Aside from the offers of help and reconstruction the residents of Abruzzo are still traumatised after the quake. Special civil protection units have been set up to cater for their needs and one of the top priorities at this stage is to treat the people for shock.
"There are a large number of people, who from a psychological perspective, and it is easy to understand, are too scared to go back home," said Fabrizio Curcio, Director of the Emergency Department of the Civil Protection Unit.
"We are working on trying to help people in their fight against this fear. It is obvious they have been strongly affected and are in shock," he said.
Shortly after the quake hit, Italian prime minister Silvio Berlusconi joked that the homeless could look at their stay in tents as a sort of camping weekend. But after suffering the cold and rain for a month the inhabitants of the some 200 tent camps scattered around the region are fed up and concerned about the future.
"It is only now that we have really started to understand what has happened to us. Before we were too busy escaping, thinking about our homes, tents and things like that, so we didn't really realise what had happened," said one of the homeless, Franco Cocco.
"Now that the situation seems to have calmed down, we have been hit by reality," he added.
Berlusconi has promised the homeless the government will provide them with temporary wooden houses by the end of the year and not abandon them. But the trauma of what has happened is expected to take many months before it wears off.

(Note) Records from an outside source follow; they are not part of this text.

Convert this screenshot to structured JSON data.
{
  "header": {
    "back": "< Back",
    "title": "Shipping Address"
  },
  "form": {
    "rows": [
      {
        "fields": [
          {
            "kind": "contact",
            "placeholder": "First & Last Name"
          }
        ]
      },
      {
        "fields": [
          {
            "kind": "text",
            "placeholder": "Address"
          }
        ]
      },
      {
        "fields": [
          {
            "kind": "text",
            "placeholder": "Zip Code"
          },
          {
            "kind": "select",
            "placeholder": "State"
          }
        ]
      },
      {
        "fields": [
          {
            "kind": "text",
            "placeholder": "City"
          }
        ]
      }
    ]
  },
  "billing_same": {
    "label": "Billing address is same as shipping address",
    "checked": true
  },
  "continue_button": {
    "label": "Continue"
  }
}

"We are holding group meetings. Group meetings are important as in the group it is possible to share experiences as well as emotions, especially the negative ones. This sharing helps people to try and regain some kind of normal life and not be so afraid," said psychologist Viavianna de Pellegrini.
On top of dealing with the trauma of the earthquake it is the day to day problems in the camps - from the long queues to use the washrooms to the occasional food shortages - that are testing the survivors' morale.
"The situation is getting worse. Even the kitchen. For example today the kitchen closed at ten to two because there was no more food. How is it possible to go on like this?" said Valentina Guidi, who was made homeless by the earthquake.